Echt bang was ik toen niet. Dat kwam later pas, toen de wind en golfstroom zich plotseling fel tegen keerde. De golven piekten zo hoog en onvoorspelbaar dat ze me lamlegden. Ik maakte snel de mannen wakker. Aangelijnd trotseerden we de agressie van de zee, pasten het zeil aan en koersten zuidwaarts, wachtend tot de wind bedaarde. Een halve dag later surften we met 14,5 knoop over dezelfde golfstroom weer verder richting Azoren. Want die eilanden hielden we als escape. De zee, zo veranderlijk en verraderlijk.

Storm Andrea raast
Tijdens de oversteek werd de eerste genaamde storm een feit. Storm Andrea raasde dwars over onze koerslijn. We deden alles om ervan weg te zeilen, ik draaide mijn duimen tot ze zeeziek werden. Het weer was haast het enige gespreksonderwerp. Verder vooruitkijken dan een paar dagen wat je graag zou willen, was onmogelijk. Gekunsteld en verplicht muziek draaien ter afleiding en snoeperij hielp iets. Ook hadden we steun van andere zeilers. Eén voorzag ons elke dag van meteorologisch advies, een bevestiging van wat we deden, een geschenk. Andrea verloor haar kracht in de boeken maar gaf nog altijd 45 knopen wind en golven van 4,5 meter. Het kleinste puntje zeil voerde ons nog altijd met 8 knopen vooruit.
Steeds was er een plan. Met twee mannen aan mijn zijde voelde dat fijn. Doelgericht en rationeel. Maar in mijn eentje aan dek kon het heel anders zijn. Toen een golf over dek sloeg en ik vanaf de top de diepte inkeek was de ratio gauw weg. Ik huilde, was bang, voelde me nietig. Bang voor nóg een grotere golf, bang dat Quelinda het niet hield. Maar wat is zij sterk, en stabiel!
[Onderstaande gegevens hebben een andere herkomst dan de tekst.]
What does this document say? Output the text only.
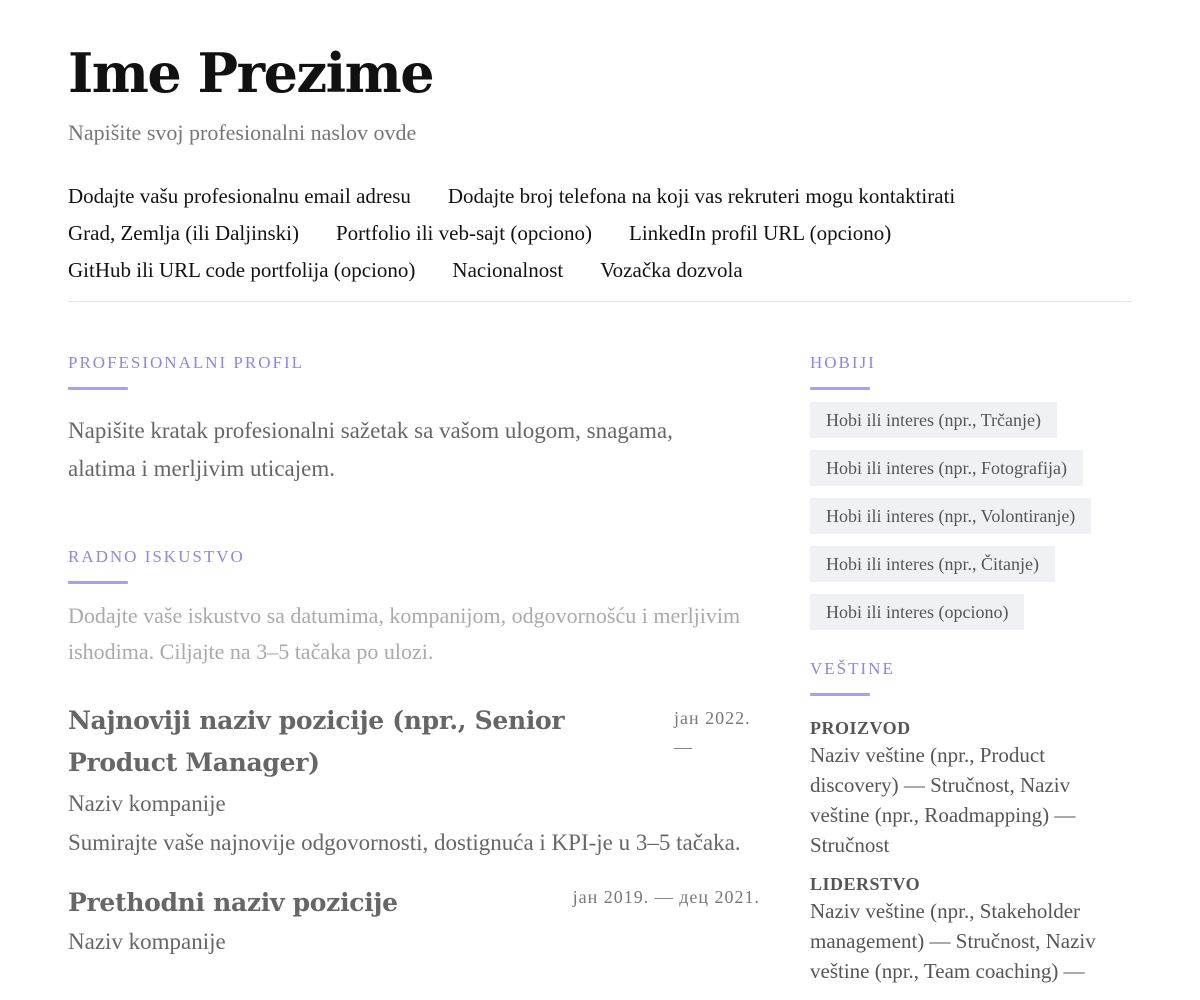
Ime Prezime
Napišite svoj profesionalni naslov ovde
Dodajte vašu profesionalnu email adresu Dodajte broj telefona na koji vas rekruteri mogu kontaktirati
Grad, Zemlja (ili Daljinski) Portfolio ili veb-sajt (opciono) LinkedIn profil URL (opciono)
GitHub ili URL code portfolija (opciono) Nacionalnost Vozačka dozvola
PROFESIONALNI PROFIL
Napišite kratak profesionalni sažetak sa vašom ulogom, snagama, alatima i merljivim uticajem.
RADNO ISKUSTVO
Dodajte vaše iskustvo sa datumima, kompanijom, odgovornošću i merljivim ishodima. Ciljajte na 3–5 tačaka po ulozi.
Najnoviji naziv pozicije (npr., Senior Product Manager)
јан 2022. —
Naziv kompanije
Sumirajte vaše najnovije odgovornosti, dostignuća i KPI-je u 3–5 tačaka.
Prethodni naziv pozicije	јан 2019. — дец 2021.
Naziv kompanije
HOBIJI
Hobi ili interes (npr., Trčanje)
Hobi ili interes (npr., Fotografija)
Hobi ili interes (npr., Volontiranje)
Hobi ili interes (npr., Čitanje)
Hobi ili interes (opciono)
VEŠTINE
PROIZVOD
Naziv veštine (npr., Product discovery) — Stručnost, Naziv veštine (npr., Roadmapping) — Stručnost
LIDERSTVO
Naziv veštine (npr., Stakeholder management) — Stručnost, Naziv veštine (npr., Team coaching) —
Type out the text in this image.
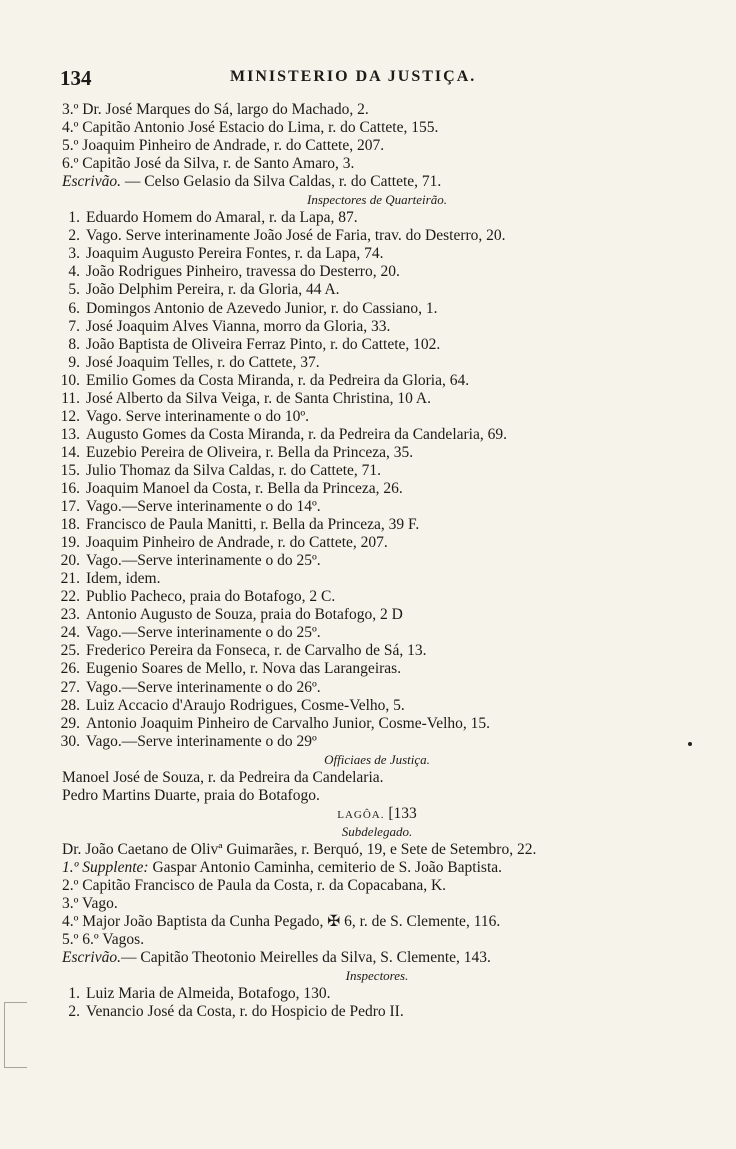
134	MINISTERIO DA JUSTIÇA.
3.º Dr. José Marques do Sá, largo do Machado, 2.
4.º Capitão Antonio José Estacio do Lima, r. do Cattete, 155.
5.º Joaquim Pinheiro de Andrade, r. do Cattete, 207.
6.º Capitão José da Silva, r. de Santo Amaro, 3.
Escrivão. — Celso Gelasio da Silva Caldas, r. do Cattete, 71.
Inspectores de Quarteirão.
1. Eduardo Homem do Amaral, r. da Lapa, 87.
2. Vago. Serve interinamente João José de Faria, trav. do Desterro, 20.
3. Joaquim Augusto Pereira Fontes, r. da Lapa, 74.
4. João Rodrigues Pinheiro, travessa do Desterro, 20.
5. João Delphim Pereira, r. da Gloria, 44 A.
6. Domingos Antonio de Azevedo Junior, r. do Cassiano, 1.
7. José Joaquim Alves Vianna, morro da Gloria, 33.
8. João Baptista de Oliveira Ferraz Pinto, r. do Cattete, 102.
9. José Joaquim Telles, r. do Cattete, 37.
10. Emilio Gomes da Costa Miranda, r. da Pedreira da Gloria, 64.
11. José Alberto da Silva Veiga, r. de Santa Christina, 10 A.
12. Vago. Serve interinamente o do 10º.
13. Augusto Gomes da Costa Miranda, r. da Pedreira da Candelaria, 69.
14. Euzebio Pereira de Oliveira, r. Bella da Princeza, 35.
15. Julio Thomaz da Silva Caldas, r. do Cattete, 71.
16. Joaquim Manoel da Costa, r. Bella da Princeza, 26.
17. Vago.—Serve interinamente o do 14º.
18. Francisco de Paula Manitti, r. Bella da Princeza, 39 F.
19. Joaquim Pinheiro de Andrade, r. do Cattete, 207.
20. Vago.—Serve interinamente o do 25º.
21. Idem, idem.
22. Publio Pacheco, praia do Botafogo, 2 C.
23. Antonio Augusto de Souza, praia do Botafogo, 2 D
24. Vago.—Serve interinamente o do 25º.
25. Frederico Pereira da Fonseca, r. de Carvalho de Sá, 13.
26. Eugenio Soares de Mello, r. Nova das Larangeiras.
27. Vago.—Serve interinamente o do 26º.
28. Luiz Accacio d'Araujo Rodrigues, Cosme-Velho, 5.
29. Antonio Joaquim Pinheiro de Carvalho Junior, Cosme-Velho, 15.
30. Vago.—Serve interinamente o do 29º
Officiaes de Justiça.
Manoel José de Souza, r. da Pedreira da Candelaria.
Pedro Martins Duarte, praia do Botafogo.
LAGÔA. [133
Subdelegado.
Dr. João Caetano de Olivª Guimarães, r. Berquó, 19, e Sete de Setembro, 22.
1.º Supplente: Gaspar Antonio Caminha, cemiterio de S. João Baptista.
2.º Capitão Francisco de Paula da Costa, r. da Copacabana, K.
3.º Vago.
4.º Major João Baptista da Cunha Pegado, ✠ 6, r. de S. Clemente, 116.
5.º 6.º Vagos.
Escrivão.— Capitão Theotonio Meirelles da Silva, S. Clemente, 143.
Inspectores.
1. Luiz Maria de Almeida, Botafogo, 130.
2. Venancio José da Costa, r. do Hospicio de Pedro II.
Ontsnapping aan de realiteit
Ik kan je ook niet uitleggen hoe het écht is om je voortdurend schrap te moeten zetten bij alles wat je doet. Op het toilet zitten, een schoen aantrekken, een boterham smeren — zelfs gewoon verplaatsen of slapen vraagt kracht. Het is uitputtend.
De kombuis was mijn terrein. Een fijne bezigheid, een uitlaatklep. Maar ook vaak een uitdaging onder zeegang. Op twee dagen na lukte het me om echt te koken. Van risotto, tot lasagne, salades en stamppot. Het hield de moraal hoog, voedde tenminste. Wanneer het niet ging, werd het soep uit blik. Mijn lijf draaide overuren. Slapen voelde als een ontsnapping aan de realiteit, als een poging mijn lijf te laten herstellen. Ik verlangde naar diepe rust.
Dankzij Ronald, konden we de nachtwacht verdelen. Er was meer rust en er waren extra handen in onverwachte, pittige situaties. En dat bleek een verademing. Zijn aanwezigheid zorgde voor gezelligheid en enthousiasme. Het hielp relativeren waar we anders wellicht vast zouden lopen in stilzwijgen of patstellingen. Het haalde de scherpe randjes van de overtocht weg. En het gaf hem de kans om een droom te leven. Om een oceaanoversteek van zijn bucketlist te kunnen schrappen. Hij had er maanden naar uitgekeken en kijkt terug op een mooie ervaring.

Toch nog genieten?
Ik dwong mezelf steeds te bedenken waarom ik er zelf naar uitkeek. Het was vooral omdat ik wist dat met deze oversteek Europa naderde. Het was ook omdat ik het gevoel wilde hebben dat ik niet was weggedoken, maar doorgezet had. En omdat ik wist dat de zee me ook haar pracht kon laten zien. Ik hoopte de grote reuzen te ontmoeten.
En of die kwamen. Ik werd opgeschrikt door het uitblazen van lucht. Een fontein van water spoot omhoog en meters grijze ruggen gleden door het water. Drie vinvissen, zo dichtbij als ze waren. Ik smolt. Genoot. Misschien wel een vader, moeder en kind. Want eentje was een stuk kleiner. Waren ze nieuwsgierig of werden ze mijn kant opgedreven door het tegemoetkomende containerschip?
Ik vond dat het vrachtschip met 0,4 mijl afstand, en 15 knopen snelheid, te dichtbij kwam. Ik riep op en vroeg naar zijn intenties. Niets. Geen reactie. Een paar minuten later kwam er een gebrekkig antwoord in het Engels met Indiaas accent. Ik zou zo terug gebeld worden.
‘Quelinda, Quelinda, Quelinda….. ‘Daar was het schip weer. Een andere man, ditmaal beter verstaanbaar had me gezien. ‘Ik zie je op AIS, maar waar zit je verlichting?’
‘Ik ben onder zeil en nog te ver weg voor jou om me te zien. Mijn licht zit in de masttop.’
De man verzekerde me dat hij me in gaten hield en ruim zou passeren. Ik hield koers, bedankte hem en wenste hem een goede wacht. Niet veel later volgde een korte reactie: ‘Quelinda, je licht is zichtbaar.’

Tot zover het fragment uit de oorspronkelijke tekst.